Выбери любимый жанр

Жан-Кристоф. Том I - Роллан Ромен - Страница 5


Изменить размер шрифта:

5

В иные дни, улучив минуту, когда мать чем-нибудь занята, Кристоф удирает из дому. На первых порах за ним бежали, ловили его, приводили назад. Потом привыкли: пусть себе бродит, лишь бы не уходил далеко. Дом стоит на самой окраине, почти сейчас же за ним начинаются поля. Пока Кристофа еще видно из окон, он идет, не останавливаясь, мерными шажками, по временам припрыгивая на одной ножке. Но за поворотом дороги, где его уже заслоняют кусты, он разом меняет свои повадки. Прежде всего он останавливается и, засунув палец в рот, соображает, какую сегодня рассказать себе историю. Этих историй у него огромный запас. Правда, все они очень похожи одна на другую, и каждая уместилась бы в трех-четырех строчках. Кристоф выбирает. Чаще всего он продолжает начатую вчера — или с того места, на котором остановился, или опять сначала, внося новые подробности; но довольно какого-нибудь пустяка, какого-нибудь мельком услышанного слова, чтобы мысль Кристофа устремилась по новому следу.

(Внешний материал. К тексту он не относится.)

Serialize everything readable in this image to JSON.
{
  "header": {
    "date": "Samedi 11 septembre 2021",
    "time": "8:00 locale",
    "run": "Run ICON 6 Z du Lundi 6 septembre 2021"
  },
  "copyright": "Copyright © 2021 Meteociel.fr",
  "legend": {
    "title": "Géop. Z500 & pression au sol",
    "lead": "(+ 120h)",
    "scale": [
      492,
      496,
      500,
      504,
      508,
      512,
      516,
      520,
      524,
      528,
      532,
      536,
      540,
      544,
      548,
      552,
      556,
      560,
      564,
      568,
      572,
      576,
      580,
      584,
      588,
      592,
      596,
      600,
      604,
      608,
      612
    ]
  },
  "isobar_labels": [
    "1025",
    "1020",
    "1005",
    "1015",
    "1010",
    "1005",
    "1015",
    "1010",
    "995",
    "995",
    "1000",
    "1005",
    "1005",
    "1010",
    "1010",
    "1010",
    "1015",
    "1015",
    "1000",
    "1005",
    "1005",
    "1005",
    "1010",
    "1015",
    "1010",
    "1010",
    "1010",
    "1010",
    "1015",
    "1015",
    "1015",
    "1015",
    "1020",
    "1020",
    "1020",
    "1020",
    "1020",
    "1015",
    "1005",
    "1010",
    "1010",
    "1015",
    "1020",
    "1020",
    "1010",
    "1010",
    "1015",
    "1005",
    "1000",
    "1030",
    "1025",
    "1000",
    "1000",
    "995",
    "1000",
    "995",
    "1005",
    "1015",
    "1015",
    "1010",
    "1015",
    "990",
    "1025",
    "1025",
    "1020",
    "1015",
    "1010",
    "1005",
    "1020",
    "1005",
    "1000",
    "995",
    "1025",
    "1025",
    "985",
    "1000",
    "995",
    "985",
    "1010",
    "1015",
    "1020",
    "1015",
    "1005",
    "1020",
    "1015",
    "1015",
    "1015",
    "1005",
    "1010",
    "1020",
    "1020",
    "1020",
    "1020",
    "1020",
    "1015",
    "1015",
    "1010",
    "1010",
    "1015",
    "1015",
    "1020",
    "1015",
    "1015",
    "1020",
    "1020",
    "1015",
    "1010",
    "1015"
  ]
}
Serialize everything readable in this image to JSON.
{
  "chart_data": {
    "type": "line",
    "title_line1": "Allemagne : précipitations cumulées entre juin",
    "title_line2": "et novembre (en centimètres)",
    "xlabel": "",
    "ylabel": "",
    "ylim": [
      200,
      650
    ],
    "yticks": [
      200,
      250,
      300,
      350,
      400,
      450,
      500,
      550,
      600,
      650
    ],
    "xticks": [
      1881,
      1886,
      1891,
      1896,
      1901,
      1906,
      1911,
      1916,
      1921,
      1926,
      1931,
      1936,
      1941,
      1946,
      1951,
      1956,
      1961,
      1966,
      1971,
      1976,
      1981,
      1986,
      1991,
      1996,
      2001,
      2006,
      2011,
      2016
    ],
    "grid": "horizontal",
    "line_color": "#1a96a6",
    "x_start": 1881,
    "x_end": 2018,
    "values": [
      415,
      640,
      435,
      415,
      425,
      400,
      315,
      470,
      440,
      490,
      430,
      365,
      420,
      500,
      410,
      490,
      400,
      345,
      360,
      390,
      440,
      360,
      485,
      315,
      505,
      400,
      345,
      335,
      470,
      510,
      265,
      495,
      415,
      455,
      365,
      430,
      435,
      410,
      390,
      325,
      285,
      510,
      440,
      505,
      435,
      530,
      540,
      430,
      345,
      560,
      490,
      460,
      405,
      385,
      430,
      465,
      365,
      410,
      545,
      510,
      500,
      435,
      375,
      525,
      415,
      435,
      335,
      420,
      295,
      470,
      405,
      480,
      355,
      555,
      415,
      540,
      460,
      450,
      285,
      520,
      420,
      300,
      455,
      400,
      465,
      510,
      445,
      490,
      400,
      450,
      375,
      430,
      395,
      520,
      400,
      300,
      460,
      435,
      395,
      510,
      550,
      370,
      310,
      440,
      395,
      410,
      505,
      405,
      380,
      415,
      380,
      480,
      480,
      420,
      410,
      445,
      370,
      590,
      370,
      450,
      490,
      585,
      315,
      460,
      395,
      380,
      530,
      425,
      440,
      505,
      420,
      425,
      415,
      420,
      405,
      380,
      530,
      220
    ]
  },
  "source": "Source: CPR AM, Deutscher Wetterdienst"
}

Любая случайность открывает перед ним целые богатства. Трудно даже себе представить, как много может подсказать какая-нибудь щепка или обломанная веточка, — их всегда сколько угодно валяется вдоль изгородей (а если не валяется, так можно отломить). Это волшебная палочка. Если она длинная и прямая, она превращается в копье или шпагу; достаточно ею взмахнуть — и возникает войско. Кристоф — генерал; он марширует во главе своих полков, он их ведет, он бросается в атаку на ближайший пригорок. Если веточка тонкая и гибкая, она превращается в хлыстик. И вот уже Кристоф мчится верхом, перелетая через пропасти. Бывает, что конь спотыкается на всем скаку, и всадник, очутившись в канаве, не без смущения разглядывает свои перепачканные руки и расцарапанные колени. Если палочка коротенькая, Кристоф становится дирижером. Он и дирижер и оркестр одновременно: машет палочкой и распевает во все горло; а потом раскланивается перед кустами, которые при каждом порыве ветра кивают ему своими зелеными головками.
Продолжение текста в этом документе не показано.